The hospital has not identified a single patient who ever received an insulin injection from another patient’s insulin pen. Hospital officials also emphasized there is no documentation at this time of the transmission of any blood borne infections during the stay of any patient who received insulin from the pens during this period.
Nonetheless, hospital officials recommend, as a precautionary measure, that those individuals who received insulin from an insulin pen at Olean General Hospital during the time period be tested for hepatitis B, hepatitis C, and HIV. The letter to patients also recommends they be retested for HIV three months after their last insulin pen injection at Olean General Hospital and for hepatitis B and hepatitis C six months after their last insulin pen injection at the hospital.
Olean General Hospital, a member of Upper Allegheny Health System, is mailing letters today to 1,915 patients hospitalized at Olean General since November 2009 who received insulin pen injections while at the hospital.
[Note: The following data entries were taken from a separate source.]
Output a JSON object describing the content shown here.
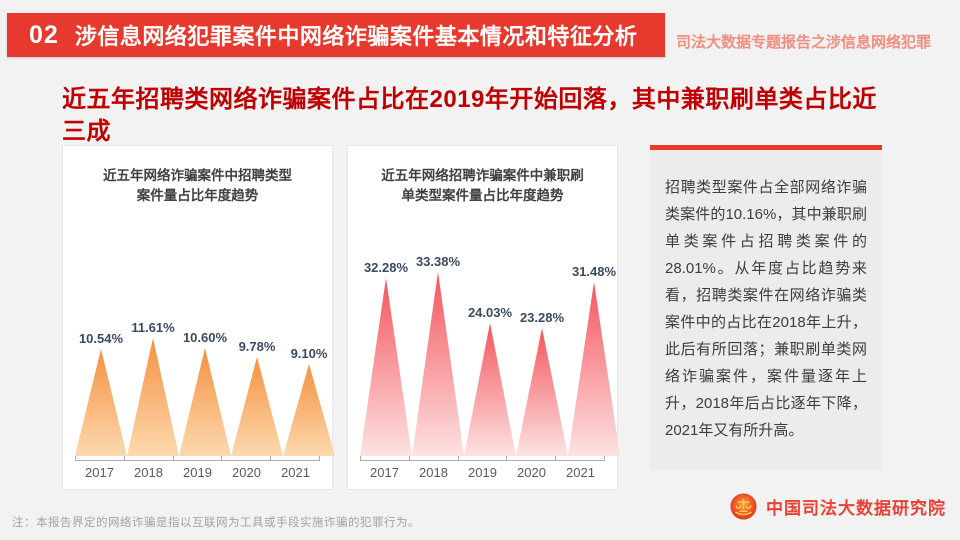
{
  "header": {
    "section_number": "02",
    "title": "涉信息网络犯罪案件中网络诈骗案件基本情况和特征分析",
    "side_label": "司法大数据专题报告之涉信息网络犯罪"
  },
  "headline": {
    "text": "近五年招聘类网络诈骗案件占比在2019年开始回落，其中兼职刷单类占比近三成"
  },
  "chart_data": [
    {
      "type": "bar",
      "bar_shape": "triangle",
      "title": "近五年网络诈骗案件中招聘类型\n案件量占比年度趋势",
      "categories": [
        "2017",
        "2018",
        "2019",
        "2020",
        "2021"
      ],
      "values": [
        10.54,
        11.61,
        10.6,
        9.78,
        9.1
      ],
      "data_labels": [
        "10.54%",
        "11.61%",
        "10.60%",
        "9.78%",
        "9.10%"
      ],
      "xlabel": "",
      "ylabel": "",
      "ylim": [
        0,
        19
      ],
      "grid": false,
      "legend": "none",
      "bar_color_top": "#f5913f",
      "bar_color_bottom": "#fcd9af",
      "label_color": "#3b4a63"
    },
    {
      "type": "bar",
      "bar_shape": "triangle",
      "title": "近五年网络招聘诈骗案件中兼职刷\n单类型案件量占比年度趋势",
      "categories": [
        "2017",
        "2018",
        "2019",
        "2020",
        "2021"
      ],
      "values": [
        32.28,
        33.38,
        24.03,
        23.28,
        31.48
      ],
      "data_labels": [
        "32.28%",
        "33.38%",
        "24.03%",
        "23.28%",
        "31.48%"
      ],
      "xlabel": "",
      "ylabel": "",
      "ylim": [
        0,
        35
      ],
      "grid": false,
      "legend": "none",
      "bar_color_top": "#f4555c",
      "bar_color_bottom": "#fde2e2",
      "label_color": "#3b4a63"
    }
  ],
  "info_panel": {
    "text": "招聘类型案件占全部网络诈骗类案件的10.16%，其中兼职刷单类案件占招聘类案件的28.01%。从年度占比趋势来看，招聘类案件在网络诈骗类案件中的占比在2018年上升，此后有所回落；兼职刷单类网络诈骗案件，案件量逐年上升，2018年后占比逐年下降，2021年又有所升高。"
  },
  "footer": {
    "org_name": "中国司法大数据研究院",
    "note": "注：本报告界定的网络诈骗是指以互联网为工具或手段实施诈骗的犯罪行为。"
  },
  "colors": {
    "banner_red": "#e8392e",
    "headline_red": "#c00000",
    "brand_red": "#e84233",
    "page_bg": "#f2f2f3"
  }
}
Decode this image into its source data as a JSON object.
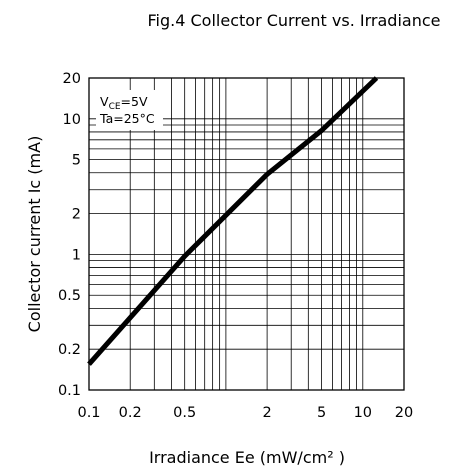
{
  "chart_data": {
    "type": "line",
    "title": "Fig.4   Collector Current vs. Irradiance",
    "xlabel": "Irradiance Ee (mW/cm² )",
    "ylabel": "Collector current Ic (mA)",
    "xscale": "log",
    "yscale": "log",
    "xlim": [
      0.1,
      20
    ],
    "ylim": [
      0.1,
      20
    ],
    "x_tick_labels": [
      "0.1",
      "0.2",
      "0.5",
      "2",
      "5",
      "10",
      "20"
    ],
    "x_tick_values": [
      0.1,
      0.2,
      0.5,
      2,
      5,
      10,
      20
    ],
    "y_tick_labels": [
      "0.1",
      "0.2",
      "0.5",
      "1",
      "2",
      "5",
      "10",
      "20"
    ],
    "y_tick_values": [
      0.1,
      0.2,
      0.5,
      1,
      2,
      5,
      10,
      20
    ],
    "grid": true,
    "conditions": [
      "V CE =5V",
      "Ta=25°C"
    ],
    "series": [
      {
        "color": "#000000",
        "x": [
          0.1,
          0.5,
          2,
          5,
          12.6
        ],
        "y": [
          0.155,
          0.97,
          3.9,
          8.2,
          20
        ]
      }
    ]
  }
}
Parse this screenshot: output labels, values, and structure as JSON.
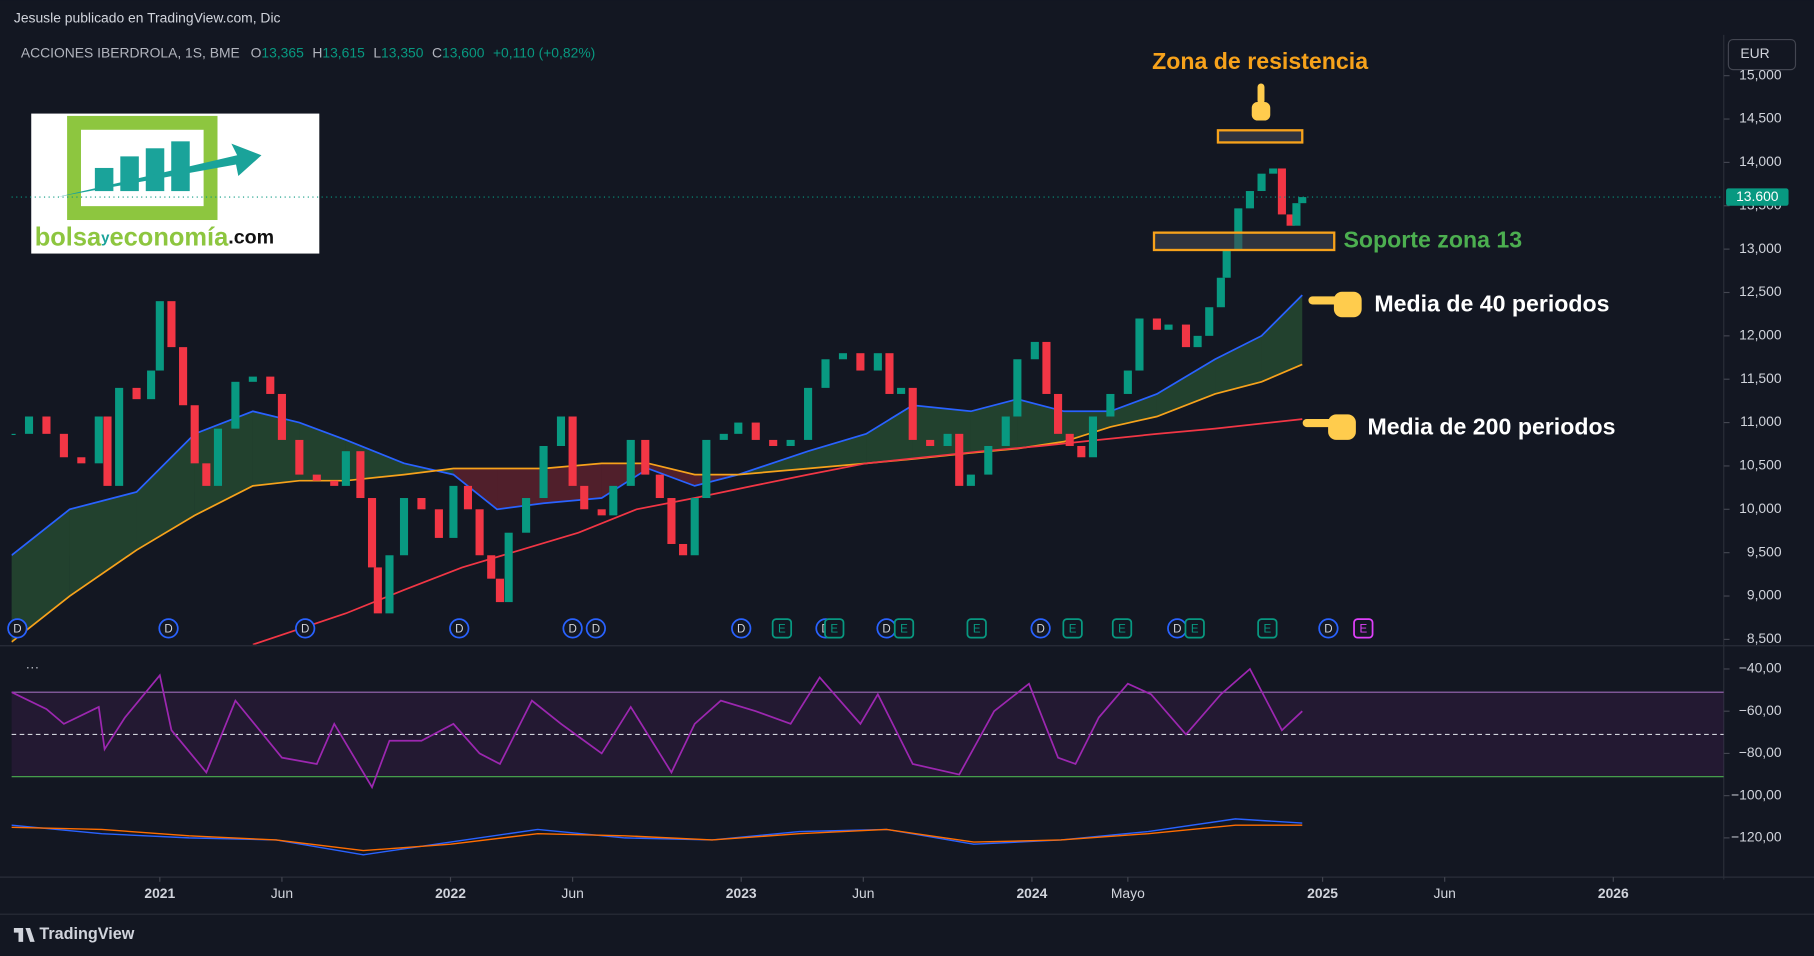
{
  "chart_data": {
    "type": "candlestick",
    "header": "Jesusle publicado en TradingView.com, Dic",
    "symbol": "ACCIONES IBERDROLA, 1S, BME",
    "ohlc": [
      {
        "key": "O",
        "value": "13,365"
      },
      {
        "key": "H",
        "value": "13,615"
      },
      {
        "key": "L",
        "value": "13,350"
      },
      {
        "key": "C",
        "value": "13,600"
      }
    ],
    "change": "+0,110 (+0,82%)",
    "currency": "EUR",
    "last_price": {
      "value": 13600,
      "label": "13.600"
    },
    "up_color": "#089981",
    "down_color": "#f23645",
    "grid": false,
    "xlim": [
      2020.49,
      2026.38
    ],
    "xticks": [
      2021,
      {
        "value": 2021.42,
        "label": "Jun"
      },
      2022,
      {
        "value": 2022.42,
        "label": "Jun"
      },
      2023,
      {
        "value": 2023.42,
        "label": "Jun"
      },
      2024,
      {
        "value": 2024.33,
        "label": "Mayo"
      },
      2025,
      {
        "value": 2025.42,
        "label": "Jun"
      },
      2026
    ],
    "ylim": [
      8440,
      15470
    ],
    "yticks": [
      {
        "value": 8500,
        "label": "8,500"
      },
      {
        "value": 9000,
        "label": "9,000"
      },
      {
        "value": 9500,
        "label": "9,500"
      },
      {
        "value": 10000,
        "label": "10,000"
      },
      {
        "value": 10500,
        "label": "10,500"
      },
      {
        "value": 11000,
        "label": "11,000"
      },
      {
        "value": 11500,
        "label": "11,500"
      },
      {
        "value": 12000,
        "label": "12,000"
      },
      {
        "value": 12500,
        "label": "12,500"
      },
      {
        "value": 13000,
        "label": "13,000"
      },
      {
        "value": 13500,
        "label": "13,500"
      },
      {
        "value": 14000,
        "label": "14,000"
      },
      {
        "value": 14500,
        "label": "14,500"
      },
      {
        "value": 15000,
        "label": "15,000"
      }
    ],
    "x": [
      2020.49,
      2020.55,
      2020.61,
      2020.67,
      2020.73,
      2020.79,
      2020.82,
      2020.86,
      2020.92,
      2020.97,
      2021.0,
      2021.04,
      2021.08,
      2021.12,
      2021.16,
      2021.2,
      2021.26,
      2021.32,
      2021.38,
      2021.42,
      2021.48,
      2021.54,
      2021.6,
      2021.64,
      2021.69,
      2021.73,
      2021.75,
      2021.79,
      2021.84,
      2021.9,
      2021.96,
      2022.01,
      2022.06,
      2022.1,
      2022.14,
      2022.17,
      2022.2,
      2022.26,
      2022.32,
      2022.38,
      2022.42,
      2022.46,
      2022.52,
      2022.56,
      2022.62,
      2022.67,
      2022.72,
      2022.76,
      2022.8,
      2022.84,
      2022.88,
      2022.94,
      2022.99,
      2023.05,
      2023.11,
      2023.17,
      2023.23,
      2023.29,
      2023.35,
      2023.41,
      2023.47,
      2023.51,
      2023.55,
      2023.59,
      2023.65,
      2023.71,
      2023.75,
      2023.79,
      2023.85,
      2023.91,
      2023.95,
      2024.01,
      2024.05,
      2024.09,
      2024.13,
      2024.17,
      2024.21,
      2024.27,
      2024.33,
      2024.37,
      2024.43,
      2024.47,
      2024.53,
      2024.57,
      2024.61,
      2024.65,
      2024.67,
      2024.71,
      2024.75,
      2024.79,
      2024.83,
      2024.86,
      2024.89,
      2024.91,
      2024.93
    ],
    "closes": [
      10870,
      11070,
      10870,
      10600,
      10530,
      11070,
      10270,
      11400,
      11270,
      11600,
      12400,
      11870,
      11200,
      10530,
      10270,
      10930,
      11470,
      11530,
      11330,
      10800,
      10400,
      10330,
      10270,
      10670,
      10130,
      9330,
      8800,
      9470,
      10130,
      10000,
      9670,
      10270,
      10000,
      9470,
      9200,
      8930,
      9730,
      10130,
      10730,
      11070,
      10270,
      10000,
      9930,
      10270,
      10800,
      10400,
      10130,
      9600,
      9470,
      10130,
      10800,
      10870,
      11000,
      10800,
      10730,
      10800,
      11400,
      11730,
      11800,
      11600,
      11800,
      11330,
      11400,
      10800,
      10730,
      10870,
      10270,
      10400,
      10730,
      11070,
      11730,
      11930,
      11330,
      10870,
      10730,
      10600,
      11070,
      11330,
      11600,
      12200,
      12070,
      12130,
      11870,
      12000,
      12330,
      12670,
      13000,
      13470,
      13670,
      13870,
      13930,
      13400,
      13270,
      13530,
      13600
    ],
    "averages": {
      "x": [
        2020.49,
        2020.69,
        2020.92,
        2021.12,
        2021.32,
        2021.48,
        2021.64,
        2021.84,
        2022.01,
        2022.16,
        2022.32,
        2022.52,
        2022.68,
        2022.84,
        2022.99,
        2023.23,
        2023.43,
        2023.59,
        2023.79,
        2023.95,
        2024.11,
        2024.27,
        2024.43,
        2024.63,
        2024.79,
        2024.93
      ],
      "series": [
        {
          "color": "#2962ff",
          "values": [
            9470,
            10000,
            10200,
            10870,
            11130,
            11000,
            10800,
            10530,
            10400,
            10000,
            10070,
            10130,
            10470,
            10270,
            10400,
            10670,
            10870,
            11200,
            11130,
            11270,
            11130,
            11130,
            11330,
            11730,
            12000,
            12470
          ]
        },
        {
          "color": "#f7a21b",
          "values": [
            8470,
            9000,
            9530,
            9930,
            10270,
            10330,
            10330,
            10400,
            10470,
            10470,
            10470,
            10530,
            10530,
            10400,
            10400,
            10470,
            10530,
            10580,
            10650,
            10700,
            10780,
            10950,
            11070,
            11330,
            11470,
            11670
          ]
        }
      ],
      "fill_up": "#4caf50",
      "fill_down": "#f23645"
    },
    "long_average": {
      "color": "#f23645",
      "x": [
        2021.32,
        2021.64,
        2021.84,
        2022.04,
        2022.24,
        2022.44,
        2022.64,
        2022.84,
        2023.04,
        2023.23,
        2023.43,
        2023.63,
        2023.83,
        2024.03,
        2024.23,
        2024.43,
        2024.63,
        2024.93
      ],
      "values": [
        8440,
        8800,
        9070,
        9330,
        9530,
        9730,
        10000,
        10130,
        10270,
        10400,
        10530,
        10600,
        10670,
        10730,
        10800,
        10870,
        10930,
        11040
      ]
    },
    "annotations": {
      "ma40": "Media de 40 periodos",
      "ma200": "Media de 200 periodos"
    },
    "zones": [
      {
        "label": "Zona de resistencia",
        "color": "#f7a21b",
        "x": [
          2024.64,
          2024.93
        ],
        "y": [
          14230,
          14370
        ]
      },
      {
        "label": "Soporte zona 13",
        "color": "#4caf50",
        "x": [
          2024.42,
          2025.04
        ],
        "y": [
          12990,
          13190
        ]
      }
    ],
    "events": {
      "dividend_label": "D",
      "dividends": [
        2020.51,
        2021.03,
        2021.5,
        2022.03,
        2022.42,
        2022.5,
        2023.0,
        2023.29,
        2023.5,
        2024.03,
        2024.5,
        2025.02
      ],
      "earnings_label": "E",
      "earnings": [
        2023.14,
        2023.32,
        2023.56,
        2023.81,
        2024.14,
        2024.31,
        2024.56,
        2024.81,
        2025.14
      ]
    },
    "lower": {
      "menu": "···",
      "ylim": [
        -135.3,
        -30.1
      ],
      "yticks": [
        {
          "value": -40,
          "label": "−40,00"
        },
        {
          "value": -60,
          "label": "−60,00"
        },
        {
          "value": -80,
          "label": "−80,00"
        },
        {
          "value": -100,
          "label": "−100,00"
        },
        {
          "value": -120,
          "label": "−120,00"
        }
      ],
      "rsi": {
        "color": "#9c27b0",
        "bands": [
          -51,
          -71,
          -91
        ],
        "x": [
          2020.49,
          2020.61,
          2020.67,
          2020.79,
          2020.81,
          2020.88,
          2021.0,
          2021.04,
          2021.16,
          2021.26,
          2021.42,
          2021.54,
          2021.6,
          2021.73,
          2021.79,
          2021.9,
          2022.01,
          2022.1,
          2022.17,
          2022.28,
          2022.38,
          2022.46,
          2022.52,
          2022.62,
          2022.76,
          2022.84,
          2022.93,
          2023.05,
          2023.17,
          2023.27,
          2023.41,
          2023.47,
          2023.59,
          2023.75,
          2023.87,
          2023.99,
          2024.09,
          2024.15,
          2024.23,
          2024.33,
          2024.41,
          2024.53,
          2024.65,
          2024.75,
          2024.86,
          2024.93
        ],
        "values": [
          -51,
          -59,
          -66,
          -58,
          -78,
          -63,
          -43,
          -69,
          -89,
          -55,
          -82,
          -85,
          -66,
          -96,
          -74,
          -74,
          -66,
          -80,
          -85,
          -55,
          -66,
          -74,
          -80,
          -58,
          -89,
          -66,
          -55,
          -60,
          -66,
          -44,
          -66,
          -52,
          -85,
          -90,
          -60,
          -47,
          -82,
          -85,
          -63,
          -47,
          -52,
          -71,
          -52,
          -40,
          -69,
          -60
        ]
      },
      "macd": {
        "x": [
          2020.49,
          2020.8,
          2021.1,
          2021.4,
          2021.7,
          2022.0,
          2022.3,
          2022.6,
          2022.9,
          2023.2,
          2023.5,
          2023.8,
          2024.1,
          2024.4,
          2024.7,
          2024.93
        ],
        "series": [
          {
            "color": "#2962ff",
            "values": [
              -114,
              -118,
              -120,
              -121,
              -128,
              -122,
              -116,
              -120,
              -121,
              -117,
              -116,
              -123,
              -121,
              -117,
              -111,
              -113
            ]
          },
          {
            "color": "#ff6d00",
            "values": [
              -115,
              -116,
              -119,
              -121,
              -126,
              -123,
              -118,
              -119,
              -121,
              -118,
              -116,
              -122,
              -121,
              -118,
              -114,
              -114
            ]
          }
        ]
      }
    },
    "logo": {
      "parts": [
        "bolsa",
        "y",
        "economía",
        ".com"
      ]
    },
    "footer": "TradingView"
  }
}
The hospital, which has 186 beds and approximately 280 nurses, has established a call center – 716-375-7590 or 1-888-980-1220 – staffed from 7 a.m. to 8 p.m. seven days a week. Patients receiving letters are asked to call to coordinate an appointment for testing or to speak with a nurse at the call center if they have questions of any kind. There will be no charge for any screenings, testing, or counseling provided by Olean General Hospital.
Reusable insulin pens have never been used at Bradford Regional Medical Center, also a member of Upper Allegheny Health System and have been removed from use at Olean General Hospital.
“Recent news stories brought to light problems with the inappropriate re-use of insulin pens at the Veterans Administration Hospital in Buffalo,” said Upper Allegheny Health System President and CEO Timothy J. Finan. “This situation prompted Olean General Hospital to initiate its own review and audit of the use of insulin pens at the hospital. Interviews with nursing staff indicated that the practice of using one patient’s insulin pen for other patients may have occurred on some patients.”
“These pens are used in hospitals across America, and I want to emphasize that we have been unable to identify any specific patients where this occurred and we have no indication of any infections as a result of their use at Olean General Hospital,” he said. “Additionally, the issue here does not involve reuse of insulin pen needles. We are certain that insulin pen needles were not reused because Olean General Hospital has always used special safety needles that cannot be used for more than a single injection. The insulin pen is designed so that it cannot deliver a second dose of insulin with the same needle.”
“We are most apologetic for the inconvenience and concern this matter may cause to our patients,” Finan said.
“The hospital proactively brought these potential concerns to the attention of the New York State Department of Health, and is working with the department as we conduct our review,” Finan said.
“I want to emphasize that we have been unable to identify a single hospitalized patient who ever received an insulin injection from an insulin pen that had been used on another patient,” Finan said. “Regardless, to the extent there may be a chance, however remote, that any patient was provided insulin from an insulin pen other than their own, Olean General Hospital has decided to be proactive and aggressive with respect to notification of our patients. We are very aware that while the risk of infection from insulin pen re-use is extremely small, cross contamination from an insulin pen is possible.”
Insulin pens are devices that contain a reservoir of insulin or an insulin cartridge. They are intended for single person use only, but are designed to provide a patient with multiple insulin injections. The needle on the insulin pen is removable, allowing reuse of the chamber after the insertion of a new sterile needle for each use.
Reports in the media said single insulin pens at the Buffalo Veterans Administration Medical Center were used on multiple patients instead of a single patient. Insulin pens are used at thousands of hospitals across America and also by diabetics at home.
The concern is that a pen’s insulin’s cartridge can potentially become contaminated with biologic material from one patient after an insulin injection. If reused on another patient, it can theoretically transmit infection, even after installation of a new sterile needle, to that patient. The risk of potential infections is considered extremely low, as insulin pens use a small needle with small volume exposure, not involving visible blood and not entering a vessel. Nevertheless, there may be a very small risk that some patients could have been potentially exposed to certain blood borne infections such as hepatitis B virus, (HBV), hepatitis C virus (HCV) and human immunodeficiency virus (HIV).